If you already have fedora install disks, you could have a kickstart
file with the XS repo enabled, list xs-config and friends rpms to be
installed, even on a dvd/cd based install, downloading just the XS stuff
from the net.
> I still don't see the point of being restricted to CD when that means
> throwing out packages which may (or may not) be useful on school servers
> in remote areas.
>
Your not restricted, you can install what you want from a fedora repo,
install disk, or your own repo, just later. If you think something
should be included by default speak up, it's an open forum.

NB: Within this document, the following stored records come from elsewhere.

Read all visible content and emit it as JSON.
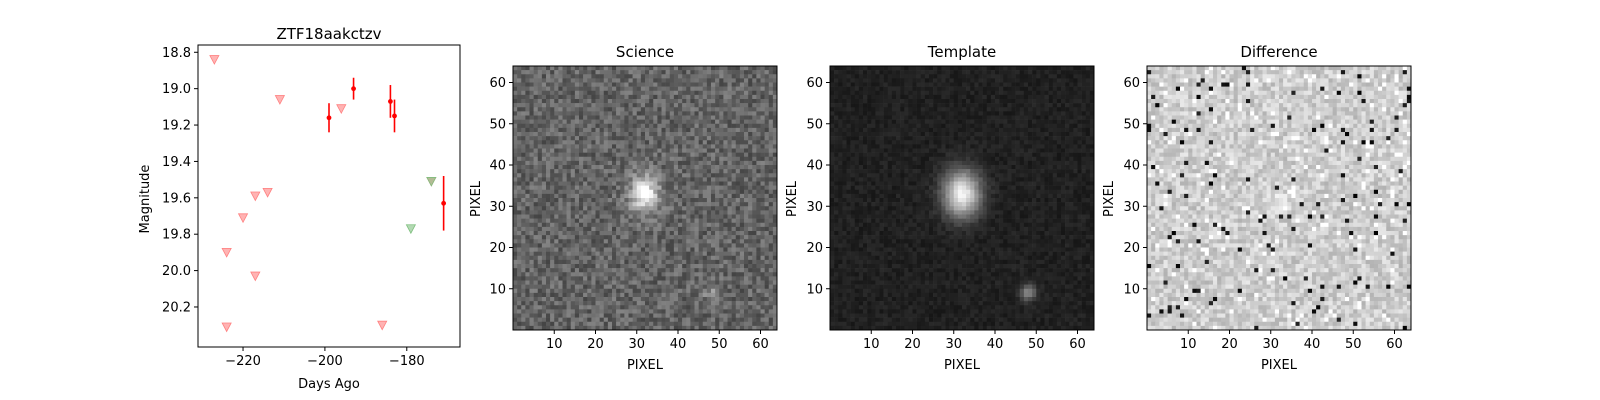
{
  "chart_data": [
    {
      "type": "scatter",
      "title": "ZTF18aakctzv",
      "xlabel": "Days Ago",
      "ylabel": "Magnitude",
      "xlim": [
        -231,
        -167
      ],
      "ylim": [
        20.42,
        18.76
      ],
      "y_inverted": true,
      "xticks": [
        "−220",
        "−200",
        "−180"
      ],
      "yticks": [
        "18.8",
        "19.0",
        "19.2",
        "19.4",
        "19.6",
        "19.8",
        "20.0",
        "20.2"
      ],
      "detections": [
        {
          "x": -199,
          "y": 19.16,
          "err": 0.08,
          "color": "#ff0000"
        },
        {
          "x": -193,
          "y": 19.0,
          "err": 0.06,
          "color": "#ff0000"
        },
        {
          "x": -184,
          "y": 19.07,
          "err": 0.09,
          "color": "#ff0000"
        },
        {
          "x": -183,
          "y": 19.15,
          "err": 0.09,
          "color": "#ff0000"
        },
        {
          "x": -171,
          "y": 19.63,
          "err": 0.15,
          "color": "#ff0000"
        }
      ],
      "upper_limits": [
        {
          "x": -227,
          "y": 18.84,
          "band": "r"
        },
        {
          "x": -224,
          "y": 19.9,
          "band": "r"
        },
        {
          "x": -224,
          "y": 20.31,
          "band": "r"
        },
        {
          "x": -220,
          "y": 19.71,
          "band": "r"
        },
        {
          "x": -217,
          "y": 19.59,
          "band": "r"
        },
        {
          "x": -217,
          "y": 20.03,
          "band": "r"
        },
        {
          "x": -214,
          "y": 19.57,
          "band": "r"
        },
        {
          "x": -211,
          "y": 19.06,
          "band": "r"
        },
        {
          "x": -196,
          "y": 19.11,
          "band": "r"
        },
        {
          "x": -186,
          "y": 20.3,
          "band": "r"
        },
        {
          "x": -174,
          "y": 19.51,
          "band": "r"
        },
        {
          "x": -174,
          "y": 19.51,
          "band": "g"
        },
        {
          "x": -179,
          "y": 19.77,
          "band": "g"
        }
      ],
      "band_colors": {
        "r": "#ff8080",
        "g": "#80c080"
      }
    },
    {
      "type": "heatmap",
      "title": "Science",
      "xlabel": "PIXEL",
      "ylabel": "PIXEL",
      "xlim": [
        0,
        64
      ],
      "ylim": [
        0,
        64
      ],
      "xticks": [
        "10",
        "20",
        "30",
        "40",
        "50",
        "60"
      ],
      "yticks": [
        "10",
        "20",
        "30",
        "40",
        "50",
        "60"
      ],
      "sources": [
        {
          "x": 32,
          "y": 33,
          "amp": 150,
          "sx": 2.4,
          "sy": 3.2
        },
        {
          "x": 48,
          "y": 9,
          "amp": 45,
          "sx": 1.3,
          "sy": 1.2
        }
      ],
      "background": 100,
      "noise": 32
    },
    {
      "type": "heatmap",
      "title": "Template",
      "xlabel": "PIXEL",
      "ylabel": "PIXEL",
      "xlim": [
        0,
        64
      ],
      "ylim": [
        0,
        64
      ],
      "xticks": [
        "10",
        "20",
        "30",
        "40",
        "50",
        "60"
      ],
      "yticks": [
        "10",
        "20",
        "30",
        "40",
        "50",
        "60"
      ],
      "sources": [
        {
          "x": 32,
          "y": 33,
          "amp": 210,
          "sx": 3.2,
          "sy": 4.0
        },
        {
          "x": 48,
          "y": 9,
          "amp": 110,
          "sx": 1.4,
          "sy": 1.3
        }
      ],
      "background": 32,
      "noise": 10
    },
    {
      "type": "heatmap",
      "title": "Difference",
      "xlabel": "PIXEL",
      "ylabel": "PIXEL",
      "xlim": [
        0,
        64
      ],
      "ylim": [
        0,
        64
      ],
      "xticks": [
        "10",
        "20",
        "30",
        "40",
        "50",
        "60"
      ],
      "yticks": [
        "10",
        "20",
        "30",
        "40",
        "50",
        "60"
      ],
      "sources": [
        {
          "x": 32,
          "y": 32,
          "amp": 40,
          "sx": 1.2,
          "sy": 1.2
        }
      ],
      "background": 205,
      "noise": 28
    }
  ]
}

> OTOH access to package repositories could be a regionalized function
> along with the provision of library material, I guess.
>
Sure, just make it into an rpm, different content, different rpm.
Install what you like/need.
> Sorry if I'm OT: my main interest is content and use case scenarios for
> XS-XO deployments which can also be implemented for the current rollout
> of NetDay servers in SA. Kind of a dual purpose mission. Can't seem to
> find much on the wiki about the XS Library, though. (Pointers will be
> much appreciated.)
>
Sorry, can't help there..
> Anyway. I hope I can help out here somewhere, somehow.